SpaceX is not 'iterating and keeping the lights on' they are always going for something harder in the next iteration.
I'm sure Starship will make it to orbit, but I'm betting that the claim of 100 tons to orbit is where it will miss the mark. And that is the crux of the issue IMO -- because getting the new rocket engines to be reliable enough can always be accomplished by dialing back on its efficiency and overall thrust capabilities. I'm waiting to see if they will be able to deliver on its claims.
Just incredible overall to watch and very inspiring. Few things give me hope for the future like these videos do.
(Liftoff is around 33 mins in)
Well done, of course, props and snaps. But I'm looking forward to it getting up to full speed, and being able to get down from that.
Correction: the trajectory only intersects with the planet prior to engine relight testing. After that it's at ~50km [1] (though to be fair, if they make it safely through the relight, all testing so far shows they're likely to make it through most of reentry)
> Around three minutes later, Ship 33 exploded over the Turks and Caicos Islands, causing debris to litter the Caribbean islands, Puerto Rico and the British Virgin Islands. While no injuries were reported, the debris caused minimal damage to infrastructure in Puerto Rico and the British Virgin Islands, and prompted airspace closures in the region for over an hour. The FAA ordered SpaceX to perform a mishap investigation into the breakup, grounding Starship until the inquiry was complete.
https://en.wikipedia.org/wiki/Starship_flight_test_7#Mission...
Right now they're in a comfortable testing regime, getting up to near-orbital speed to be able to verify reentry in realistic conditions, while having the freedom to test dummy payload deployments and freedom to risk losing tiles since they will all definitely burn up or splash down within minutes of the ship reentry rather than floating around in orbit for some time.
If they go orbital, they had better be sure they won't leave a ton of tiles behind, and that they will be able to perform a controlled deorbit.

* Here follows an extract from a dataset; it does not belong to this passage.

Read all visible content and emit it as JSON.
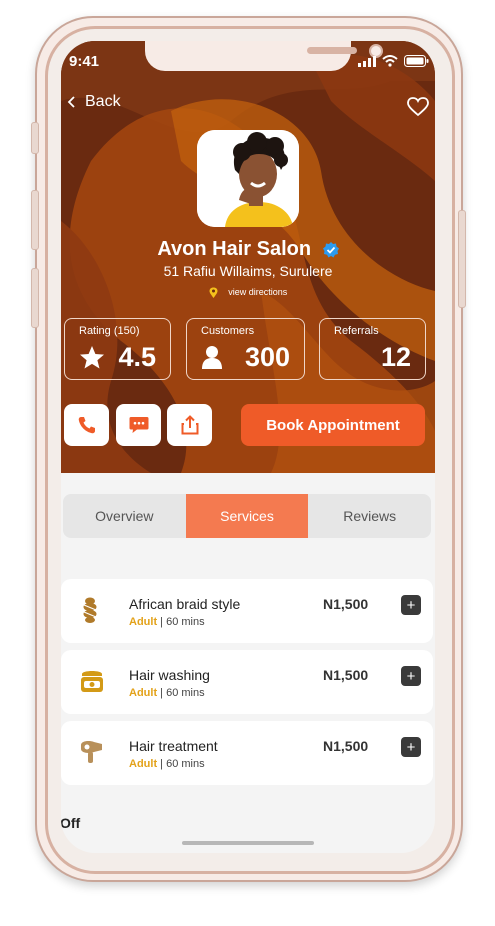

If they can make it so they only lose tiles when in a suborbital trajectory, they may be safe to begin deoloying real Starlinks as soon as V3 has proven engine relight.
Perhaps kids of my kids would be able to travel to the moon.
It’s so refreshing in a glossy PR-coated world.
They're clearly almost ready to scale this thing, if the next block version doesn't add a ton of problems back on. I'm not sure they're quite at the point of rapid reuse looking feasible, since tiles did come loose near the end of flight; not a problem for stage return, but definitely bad enough to warrant a meaningful correction before a (counterfactual) reflight.
Overall they've clearly proven the recipe works.